El reporte cita que en julio del 2008 la Comisión Nacional de Derechos Humanos elaboró un informe en el que documentó un total de 983 quejas de ciudadanos contra los militares mexicanos desde que Calderón llegó al poder en diciembre de 2006. 75 por ciento de esas quejas estaban vinculadas al accionar antidrogas de unidades del ejército.
La Comisión recomendó a Calderón que los militares no llevaran a cabo labores de policías. Urgió también a establecer una fecha para removerlos de esas tareas.
También el periódico estadounidense The Christian Science Monitor reportó en junio del 2008 que alrededor de 300 reclamos se contabilizaron en los primeros cinco meses de ese año contra los militares, citando también a la Comisión Nacional de Derechos Humanos. La mayoría de los reclamos involucran mal comportamiento y registros ilegales, pero algunos incluyen violaciones sexuales y torturas.
Guatemala vive una ola de criminalidad muy parecida a lo que pasa aquí en El Salvador. De hecho, Centroamérica (y concretamente Guatemala, Honduras y El Salvador) es la región con los índices más altos de crímenes violentos no políticos en el mundo, de acuerdo a un informe del Programa de las Naciones Unidas para el Desarrollo (PNUD), conocido a finales de octubre pasado.
La cifra de homicidios en Centroamérica es en promedio de 33 por cada 100,000 habitantes en el 2008, cifra que en Latinoamérica alcanza los 25 por cada 100,000. Pero, como ya se dijo, en países como El Salvador los números se disparan a 52 por cada 100,000 habitantes.
Guatemala también ha recurrido a la Fuerza Armada como mecanismo de combate al crimen. Según la agencia IPS, 1,000 militares serían enviados a la zona del Quiché para combatir el flagelo.

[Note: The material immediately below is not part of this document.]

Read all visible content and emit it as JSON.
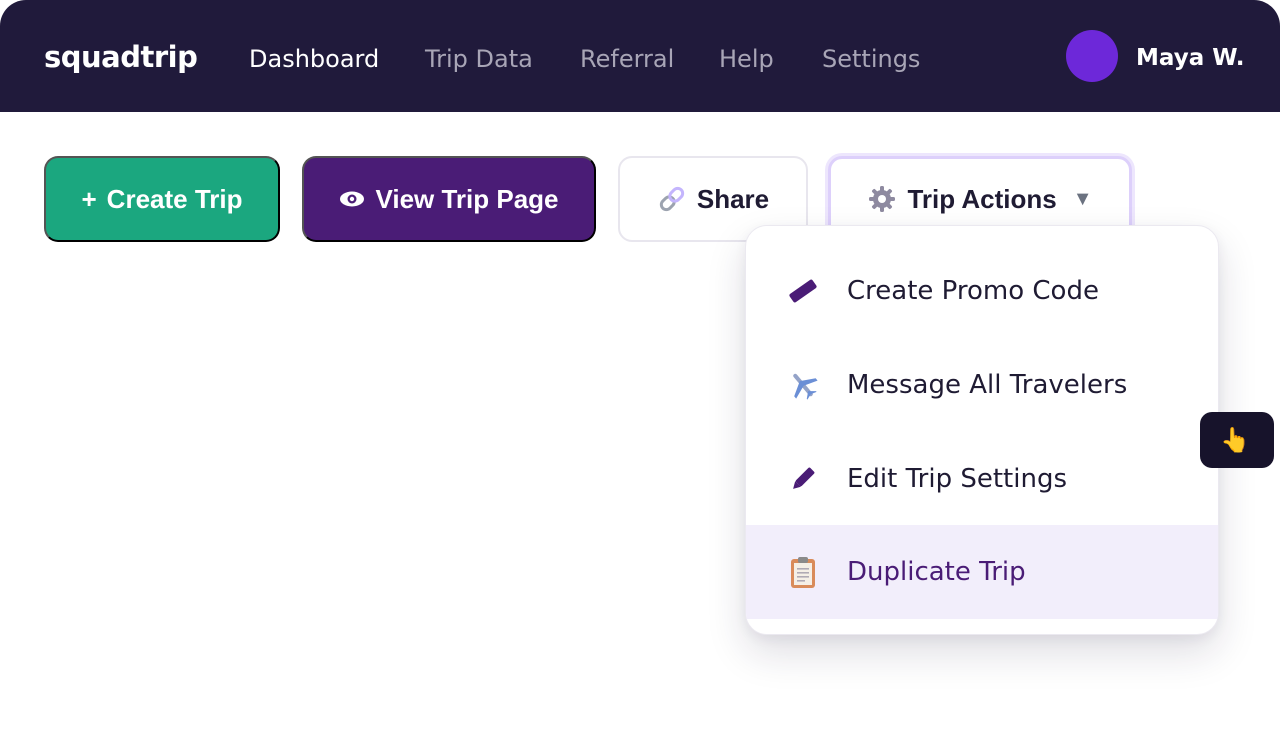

Guatemala también ha recurrido a la Fuerza Armada como mecanismo de combate al crimen. Según la agencia IPS, 1,000 militares serían enviados a la zona del Quiché para combatir el flagelo.

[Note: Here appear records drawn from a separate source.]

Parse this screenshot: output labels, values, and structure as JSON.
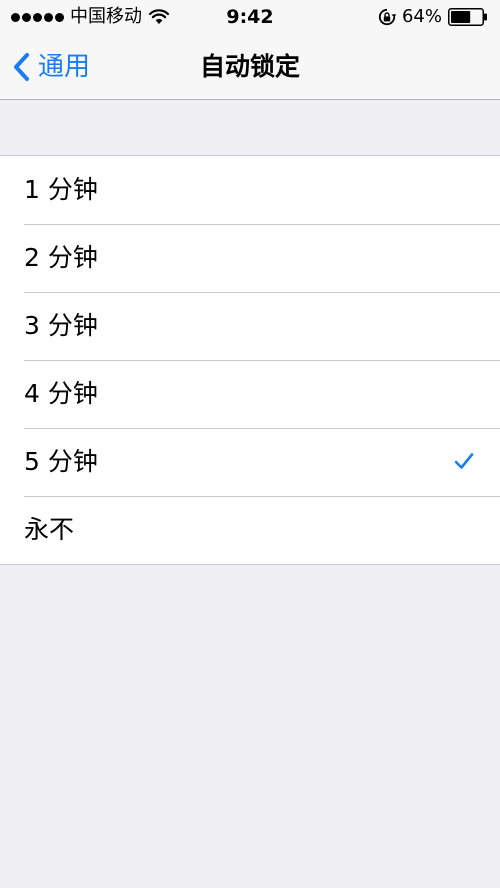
{
  "status_bar": {
    "carrier": "中国移动",
    "time": "9:42",
    "battery_percent": "64%",
    "battery_level": 0.64
  },
  "nav": {
    "back_label": "通用",
    "title": "自动锁定"
  },
  "options": [
    {
      "label": "1 分钟",
      "selected": false
    },
    {
      "label": "2 分钟",
      "selected": false
    },
    {
      "label": "3 分钟",
      "selected": false
    },
    {
      "label": "4 分钟",
      "selected": false
    },
    {
      "label": "5 分钟",
      "selected": true
    },
    {
      "label": "永不",
      "selected": false
    }
  ],
  "colors": {
    "accent": "#1a7cf2",
    "background": "#efeff4",
    "bar_background": "#f7f7f8",
    "separator": "#c8c7cc"
  },
  "icons": {
    "back": "chevron-left-icon",
    "selected": "checkmark-icon",
    "wifi": "wifi-icon",
    "rotation_lock": "rotation-lock-icon",
    "battery": "battery-icon"
  }
}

El Informe Anual 2009 de Amnistía Internacional, sobre Guatemala, señaló que hay indicios de que miembros de las fuerzas armadas, en servicio o no, están implicados en asesinatos. Y menciona los casos de dos jóvenes, uno de 17 años y otro de 23, que en enero pasado fueron encontrados a la orilla de una calle capitalina con señales de haber sido estrangulados y luego rematados con tiros en la cabeza a corta distancia.

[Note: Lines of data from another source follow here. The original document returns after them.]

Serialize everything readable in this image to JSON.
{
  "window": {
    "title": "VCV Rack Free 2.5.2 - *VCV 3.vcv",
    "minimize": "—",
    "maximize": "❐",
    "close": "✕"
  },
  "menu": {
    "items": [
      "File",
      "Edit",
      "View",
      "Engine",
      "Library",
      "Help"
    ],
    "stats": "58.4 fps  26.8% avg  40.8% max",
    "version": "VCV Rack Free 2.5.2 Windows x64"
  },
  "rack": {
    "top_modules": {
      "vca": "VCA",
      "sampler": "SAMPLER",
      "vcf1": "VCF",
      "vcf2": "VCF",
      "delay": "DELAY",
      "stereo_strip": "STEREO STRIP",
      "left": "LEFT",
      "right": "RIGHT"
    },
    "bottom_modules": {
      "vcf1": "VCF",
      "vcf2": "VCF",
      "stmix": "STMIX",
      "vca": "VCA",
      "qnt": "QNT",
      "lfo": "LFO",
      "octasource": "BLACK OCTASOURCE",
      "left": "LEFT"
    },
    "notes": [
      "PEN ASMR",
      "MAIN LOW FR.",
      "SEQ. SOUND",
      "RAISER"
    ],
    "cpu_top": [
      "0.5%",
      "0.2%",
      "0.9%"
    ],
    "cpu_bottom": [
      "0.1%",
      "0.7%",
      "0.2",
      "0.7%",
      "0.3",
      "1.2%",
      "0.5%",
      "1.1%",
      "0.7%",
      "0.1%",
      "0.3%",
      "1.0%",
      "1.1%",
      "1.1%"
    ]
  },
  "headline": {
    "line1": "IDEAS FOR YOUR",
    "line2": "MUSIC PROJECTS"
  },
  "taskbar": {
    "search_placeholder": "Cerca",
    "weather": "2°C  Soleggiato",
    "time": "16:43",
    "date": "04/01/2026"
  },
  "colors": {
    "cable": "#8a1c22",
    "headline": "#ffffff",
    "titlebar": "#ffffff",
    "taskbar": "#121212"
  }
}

En El Salvador, ese riesgo está latente en la medida en que los efectivos entren cada vez más en contacto con la población, por tiempos prolongados.
“Como posibilidad no podemos descartarla, claro”, dijo Menéndez, el Procurador en funciones de la PDHH.
“Pero las Fuerzas Armadas se están jugando mucho su prestigio en esta decisión, por tanto tienen que ser muy cuidadosos de que los procedimientos estén muy apegados a derechos humanos”, agregó.
Menéndez dijo que la PDHH, a través de su Escuela de Derechos Humanos, ha dado algunos cursos y capacitaciones sobre ese tema en los que ha participado personal del ejército.
Reconoció, no obstante, que aún no hay diseños de una estrategia más ordenada didáctica y metodológicamente de enseñanza específica para las Fuerzas Armadas, pero sí ha habido actividades puntuales para la tropa en esa materia.
Pero eso no quiere decir que los 2,500 soldados están debidamente capacitados. “El control ciudadano, y los demás controles del Congreso y de la PDHH juega un papel clave en esto”, dice Menéndez.
El caso es que la promoción de un plan de la seguridad pública no tiene que impulsarse a costa de la negación de las políticas pro derechos humanos y del respeto a las libertades democráticas, dijo Menéndez.
Esas dos políticas deben ser complementarias, agregó.